Wie verschmutzt ist die Luft in Deutschland wirklich? „Die Messungen übernehmen bundesweit mehr als 650 feste Messstationen“, sagt UBA-Experte Marcel Langner. Dazu kommen noch spezielle Messsysteme für die Forschung wie das MobiLab aus Jülich. „Dessen Vorteil ist, dass wir auch während der Fahrt messen können“, sagt Robert Wegener.
Dabei bekomme man zwar immer nur eine Momentaufnahme der aktuellen Situation. Dafür registriert der rollende Luftanalysator aber jede Sekunde einen Messwert, während die fest installierten Systeme meist den Durchschnitt für eine Stunde angeben. „Wir können also auch sehr feine Unterschiede in der Schadstoffverteilung erfassen“, erklärt der Forscher.
Stickoxide: An Werktagen mehr
Vor allem in Stuttgart und Berlin hat er mit seinen Kollegen in den vergangenen Jahren solche Messungen durchgeführt. Die Wissenschaftler konzentrieren sich dabei unter anderem auf Tunnel. Denn hier sammeln sich die Abgase, sodass die Forscher einen Eindruck vom Schadstoffausstoß des gesamten Straßenverkehrs gewinnen können. Die Emissionen können dabei von Tag zu Tag stark variieren.

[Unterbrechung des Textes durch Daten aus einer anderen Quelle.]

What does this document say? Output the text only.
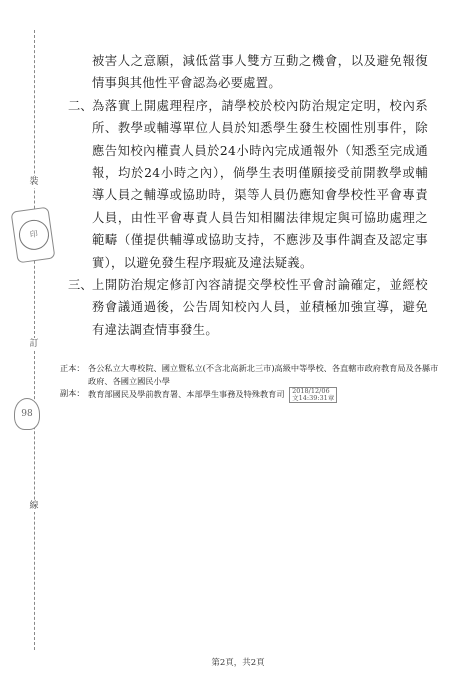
裝
訂
線
印
98

被害人之意願，減低當事人雙方互動之機會，以及避免報復情事與其他性平會認為必要處置。

二、 為落實上開處理程序，請學校於校內防治規定定明，校內系所、教學或輔導單位人員於知悉學生發生校園性別事件，除應告知校內權責人員於24小時內完成通報外（知悉至完成通報，均於24小時之內），倘學生表明僅願接受前開教學或輔導人員之輔導或協助時，渠等人員仍應知會學校性平會專責人員，由性平會專責人員告知相關法律規定與可協助處理之範疇（僅提供輔導或協助支持，不應涉及事件調查及認定事實），以避免發生程序瑕疵及違法疑義。

三、 上開防治規定修訂內容請提交學校性平會討論確定，並經校務會議通過後，公告周知校內人員，並積極加強宣導，避免有違法調查情事發生。

正本： 各公私立大專校院、國立暨私立(不含北高新北三市)高級中等學校、各直轄市政府教育局及各縣市政府、各國立國民小學
副本： 教育部國民及學前教育署、本部學生事務及特殊教育司 2018/12/06
文14:39:31章
第2頁，共2頁
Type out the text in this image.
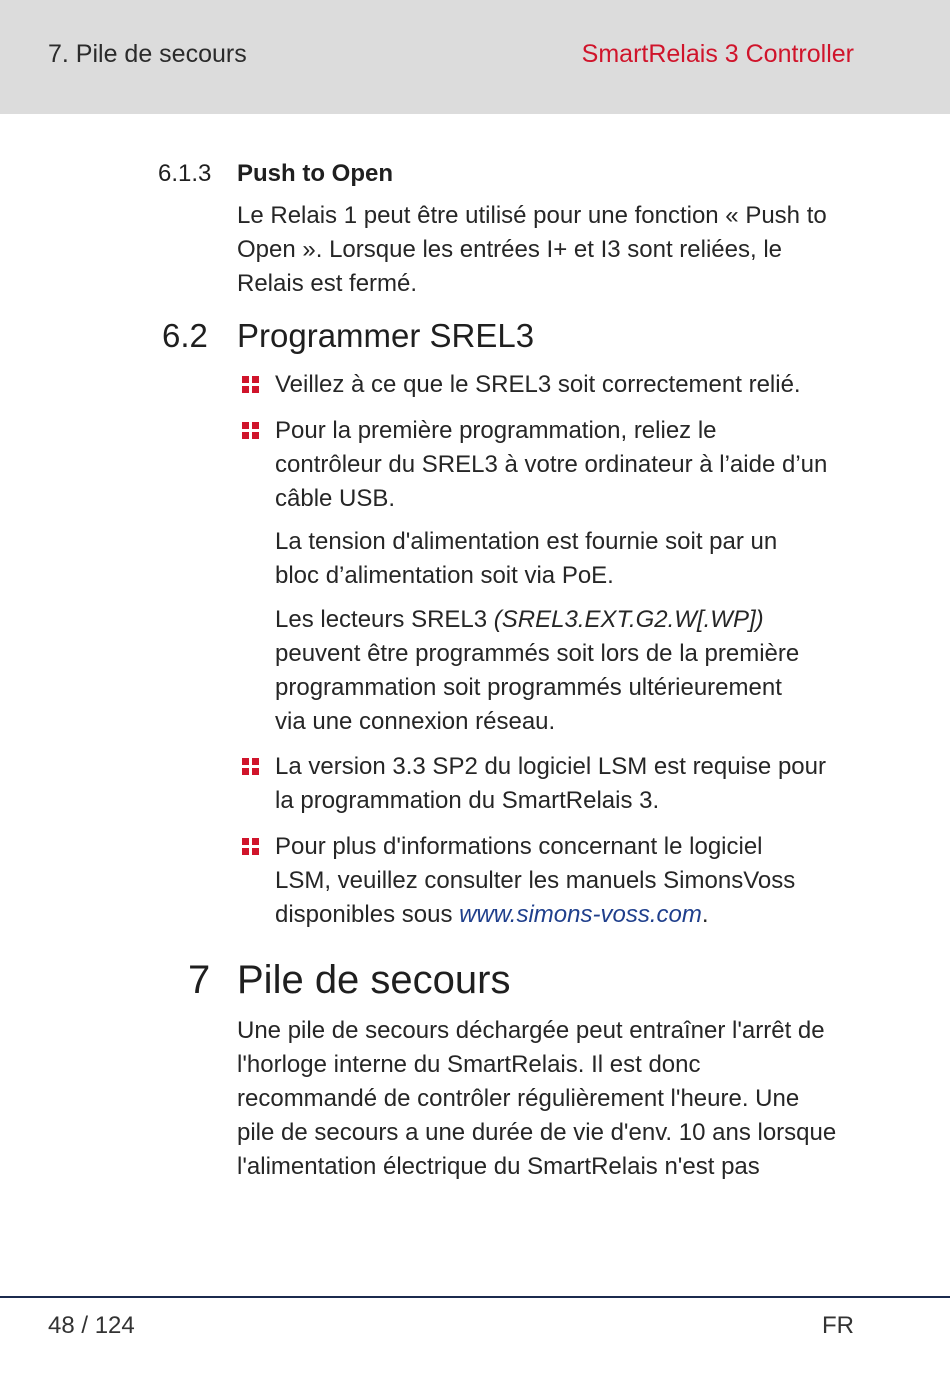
7. Pile de secours	SmartRelais 3 Controller
6.1.3 Push to Open

Le Relais 1 peut être utilisé pour une fonction « Push to
Open ». Lorsque les entrées I+ et I3 sont reliées, le
Relais est fermé.

6.2 Programmer SREL3

Veillez à ce que le SREL3 soit correctement relié.

Pour la première programmation, reliez le
contrôleur du SREL3 à votre ordinateur à l’aide d’un
câble USB.

La tension d'alimentation est fournie soit par un
bloc d’alimentation soit via PoE.

Les lecteurs SREL3 (SREL3.EXT.G2.W[.WP])
peuvent être programmés soit lors de la première
programmation soit programmés ultérieurement
via une connexion réseau.

La version 3.3 SP2 du logiciel LSM est requise pour
la programmation du SmartRelais 3.

Pour plus d'informations concernant le logiciel
LSM, veuillez consulter les manuels SimonsVoss
disponibles sous www.simons-voss.com.

7 Pile de secours

Une pile de secours déchargée peut entraîner l'arrêt de
l'horloge interne du SmartRelais. Il est donc
recommandé de contrôler régulièrement l'heure. Une
pile de secours a une durée de vie d'env. 10 ans lorsque
l'alimentation électrique du SmartRelais n'est pas

48 / 124	FR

Das gilt zum Beispiel für die viel diskutierten Stickoxide. Für das Gas Stickstoffdioxid, das die Atemwege und das Herz-Kreislauf-System schädigen kann, liegen die Werte an Werktagen besonders hoch. Am Wochenende, wenn vor allem Pkw unterwegs sind, haben die Jülicher Forscher im Verhältnis zum Kohlendioxid geringere Konzentrationen dieses Schadstoffs gemessen. „Das zeigt, dass der Lkw-Verkehr an diesem Problem einen großen Anteil hat“, sagt Robert Wegener.
Ozon: die Vorgängersubstanzen sind entscheidend
Am Beispiel des Stickstoffdioxids zeigt sich auch ein weiteres Problem mit der Luftbelastung: Die Schadstoffe gehen in der Luft Reaktionen miteinander ein und bilden weitere problematische
Verbindungen. Das ebenfalls atemwegsreizende Ozon (O3) zum Beispiel quillt nicht direkt aus dem Auspuff, sondern entsteht unter dem Einfluss des Sonnenlichts aus Stickoxiden und flüchtigen organischen Kohlenwasserstoffen (VOC).

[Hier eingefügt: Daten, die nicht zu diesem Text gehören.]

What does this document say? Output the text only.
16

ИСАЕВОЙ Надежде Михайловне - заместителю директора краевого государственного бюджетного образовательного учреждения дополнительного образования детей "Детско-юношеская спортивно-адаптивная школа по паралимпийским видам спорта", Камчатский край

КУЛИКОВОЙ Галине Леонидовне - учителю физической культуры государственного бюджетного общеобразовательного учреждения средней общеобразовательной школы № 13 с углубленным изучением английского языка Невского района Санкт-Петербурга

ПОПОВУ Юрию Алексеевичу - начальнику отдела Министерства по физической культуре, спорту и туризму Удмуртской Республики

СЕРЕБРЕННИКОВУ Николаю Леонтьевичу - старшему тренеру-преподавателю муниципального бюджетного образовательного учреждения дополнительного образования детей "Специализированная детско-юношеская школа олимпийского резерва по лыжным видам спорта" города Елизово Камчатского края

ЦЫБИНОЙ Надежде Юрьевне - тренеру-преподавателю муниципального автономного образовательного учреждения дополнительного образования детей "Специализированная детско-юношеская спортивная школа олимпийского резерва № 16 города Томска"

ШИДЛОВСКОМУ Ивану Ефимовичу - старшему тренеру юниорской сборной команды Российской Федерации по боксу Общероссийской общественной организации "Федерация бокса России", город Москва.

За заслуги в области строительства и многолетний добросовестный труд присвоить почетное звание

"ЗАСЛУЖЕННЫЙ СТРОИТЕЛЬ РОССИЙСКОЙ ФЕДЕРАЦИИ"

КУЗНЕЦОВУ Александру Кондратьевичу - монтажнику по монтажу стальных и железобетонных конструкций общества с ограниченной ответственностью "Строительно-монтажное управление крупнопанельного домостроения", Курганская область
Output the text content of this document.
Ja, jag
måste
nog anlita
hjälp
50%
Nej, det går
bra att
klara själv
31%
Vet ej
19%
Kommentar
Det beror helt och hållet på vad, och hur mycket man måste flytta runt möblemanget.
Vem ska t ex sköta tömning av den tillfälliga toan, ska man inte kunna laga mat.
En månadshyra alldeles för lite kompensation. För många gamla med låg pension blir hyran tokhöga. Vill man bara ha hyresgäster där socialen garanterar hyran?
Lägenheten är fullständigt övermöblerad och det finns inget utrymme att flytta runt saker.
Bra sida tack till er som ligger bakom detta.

Beide wurden früher in großen Mengen im Straßenverkehr frei, sodass im Sommer in den Städten oft hohe Ozonkonzentrationen auftraten. Heute ist das anders: Dank der Katalysatoren sind seit den 1990er-Jahren die Stickoxid- und VOC-Emissionen von Benzinern stark zurückgegangen. Bei Dieselfahrzeugen gilt das aber nur für die VOC, ihr Stickoxidausstoß wurde nur unwesentlich reduziert. „Für die gesamte Fahrzeugflotte gesehen ist das Verhältnis zwischen diesen beiden Vorläufern deshalb nicht mehr günstig für die Ozonbildung“, erklärt Robert Wegener.

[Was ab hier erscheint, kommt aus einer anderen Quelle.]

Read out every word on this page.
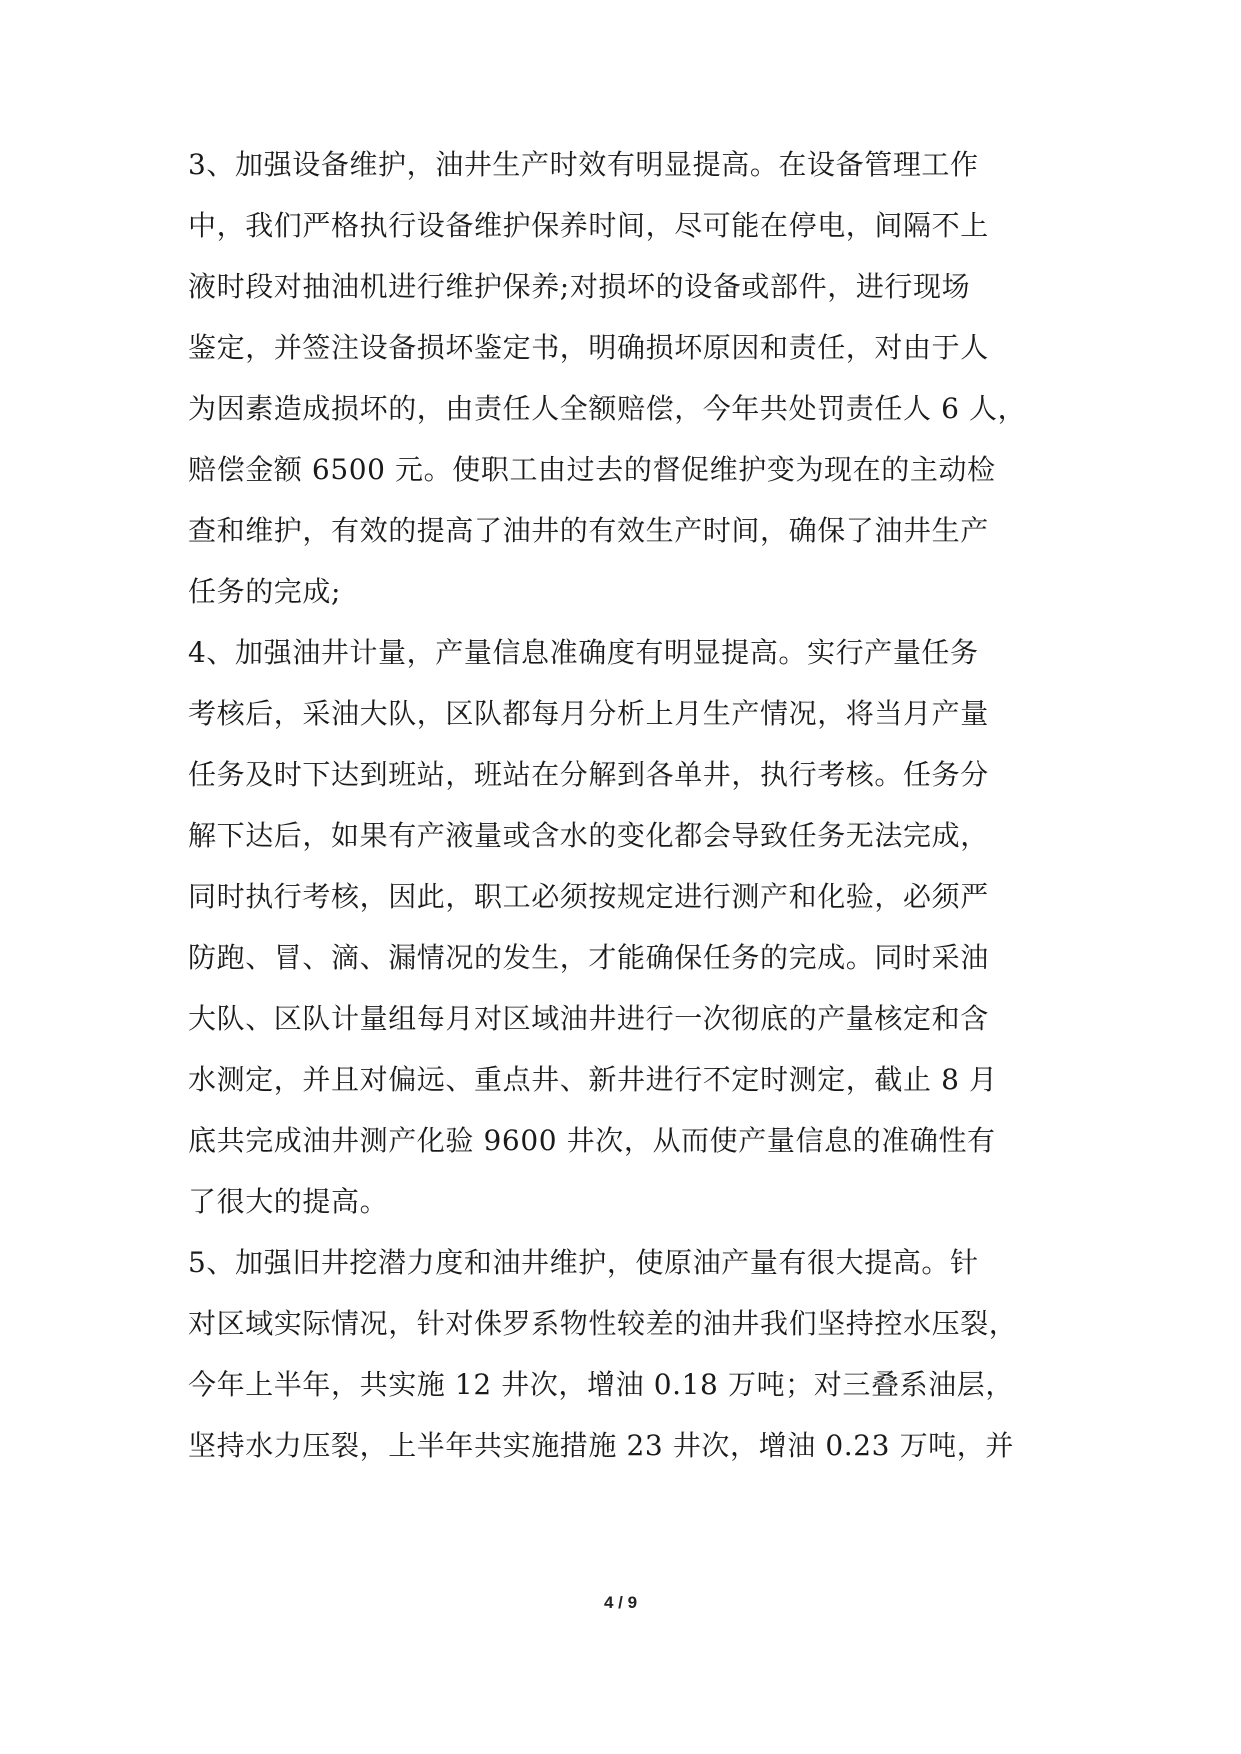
3、加强设备维护，油井生产时效有明显提高。在设备管理工作
中，我们严格执行设备维护保养时间，尽可能在停电，间隔不上
液时段对抽油机进行维护保养;对损坏的设备或部件，进行现场
鉴定，并签注设备损坏鉴定书，明确损坏原因和责任，对由于人
为因素造成损坏的，由责任人全额赔偿，今年共处罚责任人 6 人，
赔偿金额 6500 元。使职工由过去的督促维护变为现在的主动检
查和维护，有效的提高了油井的有效生产时间，确保了油井生产
任务的完成;
4、加强油井计量，产量信息准确度有明显提高。实行产量任务
考核后，采油大队，区队都每月分析上月生产情况，将当月产量
任务及时下达到班站，班站在分解到各单井，执行考核。任务分
解下达后，如果有产液量或含水的变化都会导致任务无法完成，
同时执行考核，因此，职工必须按规定进行测产和化验，必须严
防跑、冒、滴、漏情况的发生，才能确保任务的完成。同时采油
大队、区队计量组每月对区域油井进行一次彻底的产量核定和含
水测定，并且对偏远、重点井、新井进行不定时测定，截止 8 月
底共完成油井测产化验 9600 井次，从而使产量信息的准确性有
了很大的提高。
5、加强旧井挖潜力度和油井维护，使原油产量有很大提高。针
对区域实际情况，针对侏罗系物性较差的油井我们坚持控水压裂，
今年上半年，共实施 12 井次，增油 0.18 万吨；对三叠系油层，
坚持水力压裂，上半年共实施措施 23 井次，增油 0.23 万吨，并
4 / 9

Weniger Stickoxide – mehr Ozon?
Falls es gelingt, künftig auch die Stickoxidemissionen der Dieselfahrzeuge zu reduzieren, könnte sich das aber paradoxerweise ändern, sodass die Ozonbelastung wieder ansteigen würde. „Das heißt allerdings nicht, dass wir die Stickoxid-Emissionen auf dem heutigen Niveau lassen sollten“, betont der Jülicher Forscher. Denn NO2 gehört außerdem zu jenen Gasen, die durch chemische Reaktionen zur Bildung von Partikeln führen und damit die Feinstaubkonzentrationen in die Höhe treiben.